Liebe Freundinnen und Freunde,

Hans-Henning Adler (Oldenburg)

Die Nachrichten, die wir täglich aus dem Irak bekommen, überschlagen sich. Es ist ein Schauspiel des Grauens: F16-Kampfjets der USA bombardieren eine Moschee. Ärzte zählen bei dem Angriff auf Falludscha allein 70 Tote und 200 Verletzte. Der Widerstand gegen die Besetzung des Landes flammt überall auf und überall leidet die Zivilbevölkerung unter den Kampfhandlungen. Das bestätigt, was Vertreter der Friedensbewegung vor gut einem Jahr, als dieser Krieg begann, gesagt hatten: Dieser Angriffskrieg der USA und Englands wird keine Probleme lösen, er wird nur neue schaffen.

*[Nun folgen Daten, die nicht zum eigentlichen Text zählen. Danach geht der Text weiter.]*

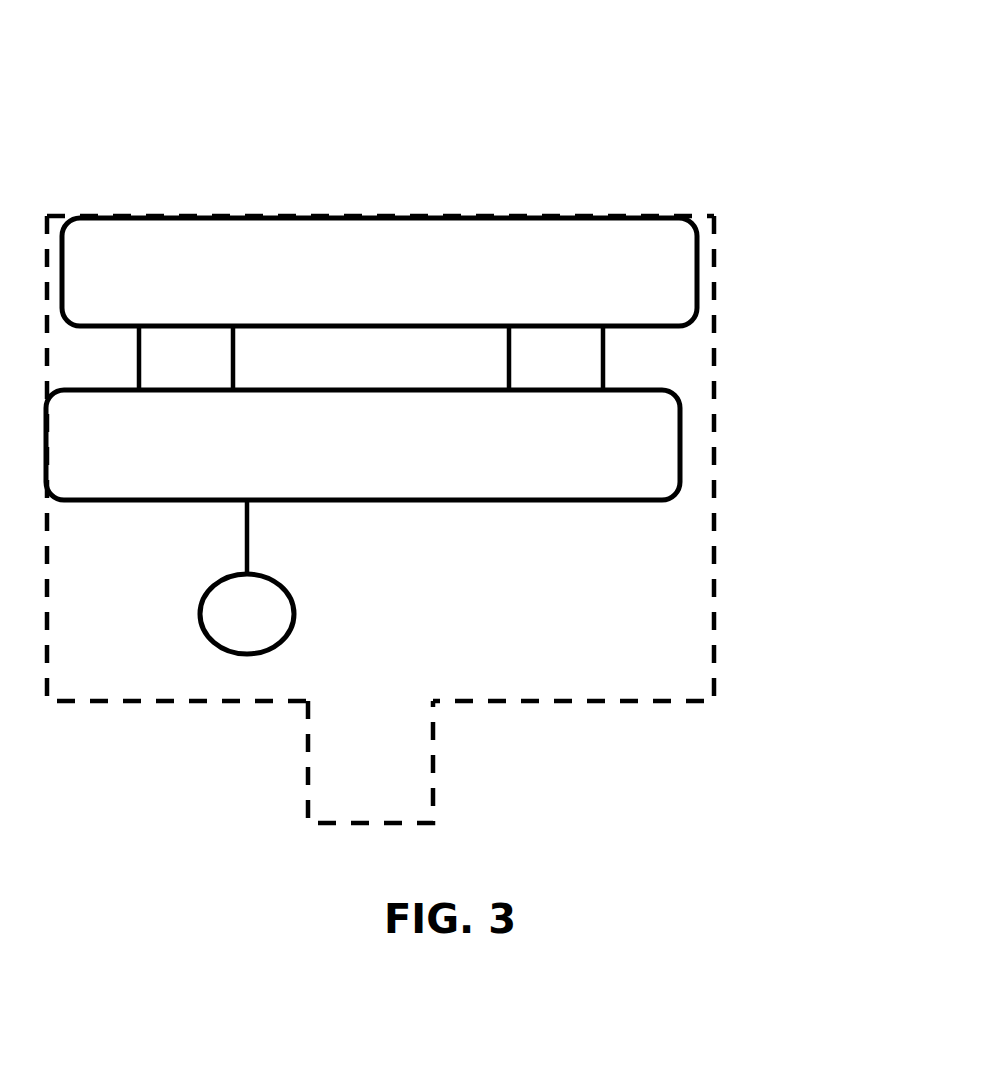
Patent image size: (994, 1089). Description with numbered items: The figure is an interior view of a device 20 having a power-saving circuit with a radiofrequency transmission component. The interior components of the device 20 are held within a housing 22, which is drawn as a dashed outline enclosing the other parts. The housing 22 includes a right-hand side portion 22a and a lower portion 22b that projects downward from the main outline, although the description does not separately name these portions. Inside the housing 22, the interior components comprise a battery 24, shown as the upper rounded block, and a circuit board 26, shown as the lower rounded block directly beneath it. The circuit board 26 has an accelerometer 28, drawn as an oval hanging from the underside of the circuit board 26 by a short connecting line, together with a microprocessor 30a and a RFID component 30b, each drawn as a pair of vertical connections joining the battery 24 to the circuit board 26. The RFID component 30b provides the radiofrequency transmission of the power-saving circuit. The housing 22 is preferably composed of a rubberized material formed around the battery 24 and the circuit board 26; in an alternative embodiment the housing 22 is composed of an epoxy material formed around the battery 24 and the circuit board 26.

The device 20 is at (594, 84).
The housing 22 is at (49, 215).
The housing side wall 22a is at (712, 387).
The housing protrusion 22b is at (308, 777).
The battery 24 is at (379, 272).
The circuit board 26 is at (363, 445).
The accelerometer 28 is at (247, 577).
The microprocessor 30a is at (186, 358).
The RFID component 30b is at (556, 358).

Der Krieg des amerikanischen Präsidenten Bush und seines willigen europäischen Mittäters Tony Blair war von Anfang an auf Lügen aufgebaut: Die angeblichen Massenvernichtungswaffen hatten schon damals die UNO-Inspekteure nicht gefunden. Aber ihnen wurde ja nicht geglaubt. Als die USA sich dann erfolgreich durchgebombt hatten, war die Weltöffentlichkeit gespannt, ob die Besatzungsarmeen nicht doch versteckte Massenvernichtungswaffen finden würden. Heute wissen wir, dass der von jahrelanger Wirtschaftsblockade gezeichnete Irak gar nicht in der Lage war, derartige Waffensysteme zu errichten. Wir wissen es aber auch aus berufenem Munde, nämlich von hochrangigen US-Politikern selbst. Der von der US-Regierung eingesetzte Waffeninspekteur David Kay hat jetzt resigniert das Handtuch geworfen und wörtlich erklärt: "Wir haben alle falsch gelegen". Der stellvertretende "Verteidigungsminister" (man müsste eigentlich Kriegsminister sagen ) Paul Wolfowitz hat ganz offen zugegeben, dass seine Regierung damals gelogen hatte. Er sagte: Der Kriegsgrund der angeblichen ABC-Waffen "ließ sich am besten vermarkten."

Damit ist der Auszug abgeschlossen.